Life in India: Spaces Destroyed and Processes Disrupted

1 Comment(s) | Posted | by Stanislaus Alla |

Pope Francis made the imagery of ‘Spaces’ and ‘Processes’ popular by referring to it on many occasions – be it in his official writings or through the informal speeches. Explaining it the Pope suggests that it is far more important to initiate processes than merely occupy the spaces. For instance, it is critically important to have a dedicated visionary leader – heading the nation – at a particular point for time, but it is more important for that country to have a mechanism in place, like a vibrant and participatory democracy. It takes time to initiate the processes but their impact could be relatively more durable.
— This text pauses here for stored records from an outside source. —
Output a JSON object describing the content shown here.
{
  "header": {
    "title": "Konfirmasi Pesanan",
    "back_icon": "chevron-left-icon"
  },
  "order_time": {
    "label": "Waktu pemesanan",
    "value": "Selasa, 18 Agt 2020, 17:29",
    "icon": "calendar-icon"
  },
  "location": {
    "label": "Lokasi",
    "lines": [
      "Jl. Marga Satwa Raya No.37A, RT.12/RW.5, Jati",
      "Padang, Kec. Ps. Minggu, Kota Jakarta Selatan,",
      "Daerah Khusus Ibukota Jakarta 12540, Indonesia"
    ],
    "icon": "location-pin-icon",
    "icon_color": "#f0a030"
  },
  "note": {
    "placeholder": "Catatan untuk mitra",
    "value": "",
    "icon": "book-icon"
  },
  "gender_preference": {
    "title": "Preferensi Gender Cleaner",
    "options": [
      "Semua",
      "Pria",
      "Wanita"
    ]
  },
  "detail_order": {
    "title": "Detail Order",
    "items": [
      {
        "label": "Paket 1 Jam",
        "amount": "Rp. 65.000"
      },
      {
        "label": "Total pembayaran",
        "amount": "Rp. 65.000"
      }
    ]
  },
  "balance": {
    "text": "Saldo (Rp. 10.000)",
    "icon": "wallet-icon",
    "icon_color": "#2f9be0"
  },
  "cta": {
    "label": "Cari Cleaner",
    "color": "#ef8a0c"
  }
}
Now, India is at a crossroads!


At various levels – socio-political, economic, cultural and religious levels – the idea of India (the foundational values and principles it stood for) is being systematically compromised, questioned and destroyed. The speed and intensity with which it is happening is shocking all those who are aware of it. For the record, the many ills that have been paralyzing India for decades and centuries have not disappeared in any significant way: massive poverty, patriarchy, caste-discrimination, poor health indicators etc. still stare at us, despite a measure of phenomenal growth in some sectors. Surely, India faced many challenges and it will continue to face them but there is a dramatic shift in viewing and attending to them. Some years ago, there were fears that the nation that we dreamt or strove for is changing. Now, some declare that India has changed forever!  
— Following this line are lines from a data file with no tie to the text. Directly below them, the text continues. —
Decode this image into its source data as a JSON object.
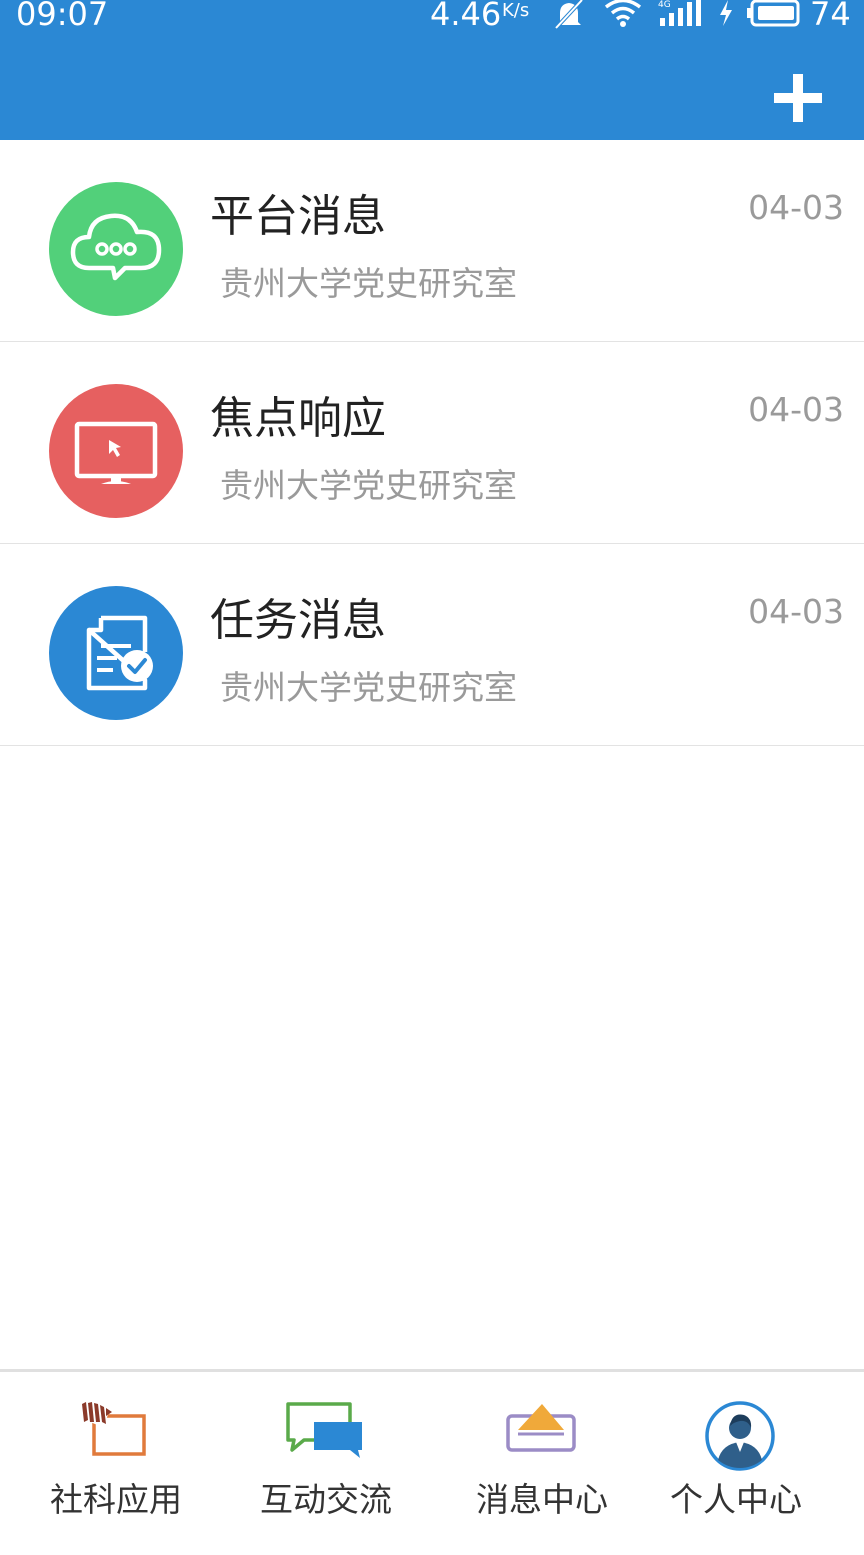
{
  "status_bar": {
    "time": "09:07",
    "net_speed": "4.46",
    "net_speed_unit": "K/s",
    "battery_level": "74"
  },
  "header": {
    "add_icon": "plus-icon"
  },
  "messages": [
    {
      "title": "平台消息",
      "subtitle": "贵州大学党史研究室",
      "date": "04-03",
      "icon": "chat-cloud-icon",
      "color": "#52d07a"
    },
    {
      "title": "焦点响应",
      "subtitle": "贵州大学党史研究室",
      "date": "04-03",
      "icon": "monitor-cursor-icon",
      "color": "#e66060"
    },
    {
      "title": "任务消息",
      "subtitle": "贵州大学党史研究室",
      "date": "04-03",
      "icon": "document-check-icon",
      "color": "#2b88d4"
    }
  ],
  "bottom_nav": [
    {
      "label": "社科应用",
      "icon": "social-science-app-icon"
    },
    {
      "label": "互动交流",
      "icon": "chat-bubbles-icon"
    },
    {
      "label": "消息中心",
      "icon": "message-tray-icon"
    },
    {
      "label": "个人中心",
      "icon": "user-avatar-icon"
    }
  ],
  "colors": {
    "primary": "#2b88d4",
    "muted_text": "#9a9a9a"
  }
}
By and large, what occupies the columns in the print media and bites in the electronic media are ‘space’ related ones – and, even here, many of them simply toe the official line out of fear. The concerns are important and they deserve to be highlighted. The rape and torture and killing of the children and teenagers have shocked the conscience of the nation and there have been protests across the country (Being in Mumbai then, I was able to participate in a protest-march there). Farmers protests across the country are far from over and some farmers, in desperation, sadly decide to end their lives. On the economic front, Demonetizing process, new taxation policies (GST) ad continual rise in fuel prices have made life unbearable for the poor and the middle classes. The Hindutva forces have become a law unto themselves. Related and unrelated to the elections, many Dalit youth have been beaten to death because they were allegedly caught by the cow vigilantes transporting or killing the cows. A blind Muslim beggar was asked to say ‘praises’ to a Hindu god. Ironically, all such episodes of violence and torture are being recorded by the cameras, with a view to circulate them through social media, to further terrorize the religious and social minorities. Too many grave concerns numb the nation and people simply do not seem to know where to begin with.
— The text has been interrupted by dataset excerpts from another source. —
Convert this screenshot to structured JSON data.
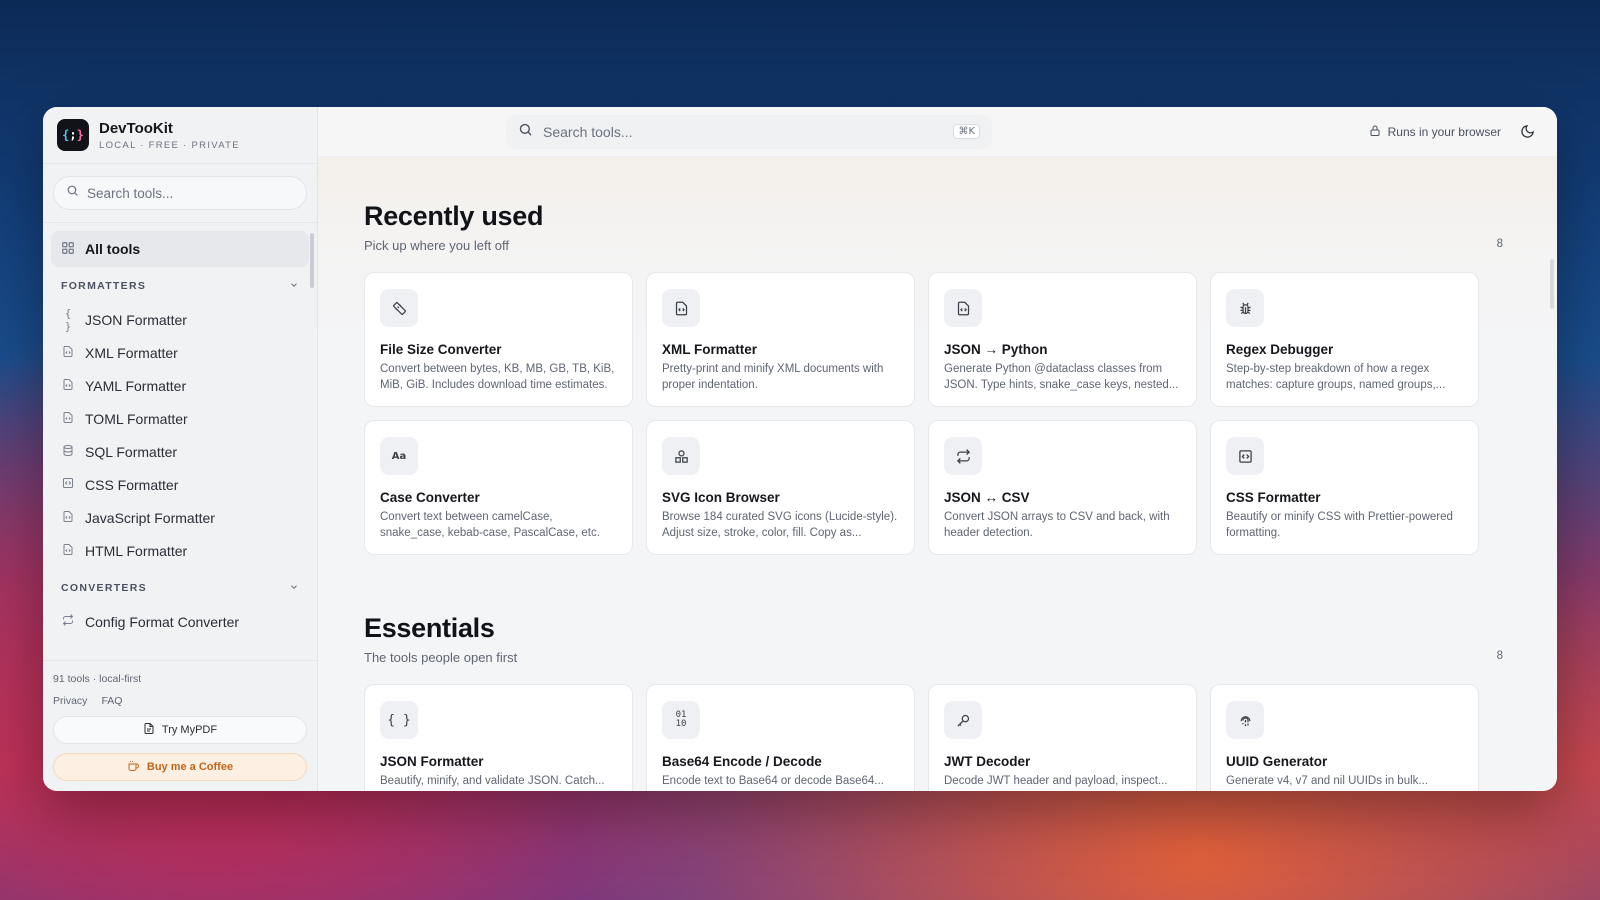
{
  "brand": {
    "name": "DevTooKit",
    "tagline": "LOCAL · FREE · PRIVATE",
    "logo_text": "{;}"
  },
  "sidebar": {
    "search_placeholder": "Search tools...",
    "all_tools_label": "All tools",
    "sections": [
      {
        "label": "FORMATTERS",
        "items": [
          {
            "label": "JSON Formatter",
            "icon": "braces-icon"
          },
          {
            "label": "XML Formatter",
            "icon": "file-code-icon"
          },
          {
            "label": "YAML Formatter",
            "icon": "file-code-icon"
          },
          {
            "label": "TOML Formatter",
            "icon": "file-code-icon"
          },
          {
            "label": "SQL Formatter",
            "icon": "database-icon"
          },
          {
            "label": "CSS Formatter",
            "icon": "code-square-icon"
          },
          {
            "label": "JavaScript Formatter",
            "icon": "file-code-icon"
          },
          {
            "label": "HTML Formatter",
            "icon": "file-code-icon"
          }
        ]
      },
      {
        "label": "CONVERTERS",
        "items": [
          {
            "label": "Config Format Converter",
            "icon": "repeat-icon"
          }
        ]
      }
    ],
    "footer": {
      "meta": "91 tools · local-first",
      "privacy": "Privacy",
      "faq": "FAQ",
      "try_mypdf": "Try MyPDF",
      "coffee": "Buy me a Coffee"
    }
  },
  "topbar": {
    "search_placeholder": "Search tools...",
    "shortcut": "⌘K",
    "runs_label": "Runs in your browser"
  },
  "recent": {
    "title": "Recently used",
    "subtitle": "Pick up where you left off",
    "count": "8",
    "cards": [
      {
        "title": "File Size Converter",
        "desc": "Convert between bytes, KB, MB, GB, TB, KiB, MiB, GiB. Includes download time estimates.",
        "icon": "ruler-icon"
      },
      {
        "title": "XML Formatter",
        "desc": "Pretty-print and minify XML documents with proper indentation.",
        "icon": "file-code-icon"
      },
      {
        "title": "JSON → Python",
        "desc": "Generate Python @dataclass classes from JSON. Type hints, snake_case keys, nested...",
        "icon": "file-code-icon"
      },
      {
        "title": "Regex Debugger",
        "desc": "Step-by-step breakdown of how a regex matches: capture groups, named groups,...",
        "icon": "bug-icon"
      },
      {
        "title": "Case Converter",
        "desc": "Convert text between camelCase, snake_case, kebab-case, PascalCase, etc.",
        "icon": "case-icon"
      },
      {
        "title": "SVG Icon Browser",
        "desc": "Browse 184 curated SVG icons (Lucide-style). Adjust size, stroke, color, fill. Copy as...",
        "icon": "shapes-icon"
      },
      {
        "title": "JSON ↔ CSV",
        "desc": "Convert JSON arrays to CSV and back, with header detection.",
        "icon": "repeat-icon"
      },
      {
        "title": "CSS Formatter",
        "desc": "Beautify or minify CSS with Prettier-powered formatting.",
        "icon": "code-square-icon"
      }
    ]
  },
  "essentials": {
    "title": "Essentials",
    "subtitle": "The tools people open first",
    "count": "8",
    "cards": [
      {
        "title": "JSON Formatter",
        "desc": "Beautify, minify, and validate JSON. Catch...",
        "icon": "braces-icon"
      },
      {
        "title": "Base64 Encode / Decode",
        "desc": "Encode text to Base64 or decode Base64...",
        "icon": "binary-icon"
      },
      {
        "title": "JWT Decoder",
        "desc": "Decode JWT header and payload, inspect...",
        "icon": "key-icon"
      },
      {
        "title": "UUID Generator",
        "desc": "Generate v4, v7 and nil UUIDs in bulk...",
        "icon": "fingerprint-icon"
      }
    ]
  }
}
What is happening to the country at the level of ‘processes’ worries some and it should leave more of us worried! It took a long time for us to be where we have been, and hopefully where we still are. Apart from the many saints and prophets, mystics and martyrs, Mahatma Gandhi and Jawaharlal Nehru, Rabindranath Tagore and Ambedkar, and countless freedom fighters – men and women – gave a direction to who we will have to be, as a people and as a nation. Attempts to erase our history and diversity have been contained. They drafted a magnificent Constitution that was destined to ensure dignity and equality, rights and freedoms to all peoples of this ancient land. A culture of debates and discussions in the parliament and outside of it envisaged that truth alone should triumph and not falsehood. People of all religions and languages, terrains and cultures were expected to study together and grow up together. These foundational principles and values – at times some took for granted – are at stake now. Even if takes time, ‘spaces’ can be rebuilt, but it takes longer time to reignite the processes. To infuse confidence into people -in themselves, in neighbors and the ‘others’ is harder.


  1. Robert Gascoigne, Sydney, Australia's avatar
    Robert Gascoigne, Sydney, Australia
    | Permalink
    Dear Stanislaus,

    Thank you for your message. What you describe is indeed of grave concern. When I travelled in India in 1973 as an undergraduate student, staying in Salesian houses in the biggest cities and also with a Sikh family in the Punjab, the impression I received was that the Gandhian tradition was alive and well. I recall visiting the Gandhi museum in Mumbai, and purchased a copy of his ‘India of My Dreams’, compiled by R.K. Prabhu, which I still have. When visiting India again in 2015, for our conference in Banguluru, it was evident how much the BJP was undermining this Gandhian tradition, and your own and other colleagues’ papers gave us very helpful background about this. I have just read on the UCAN news site how Dalits in Gujarat have chosen to become Buddhist, to free themselves from the caste system, following the example of Dr Ambedkar. Let us hope that India – and other parts of the world – can overcome the current wave of religious and political chauvinism and persevere with democratic values based in interfaith dialogue and mutual respect.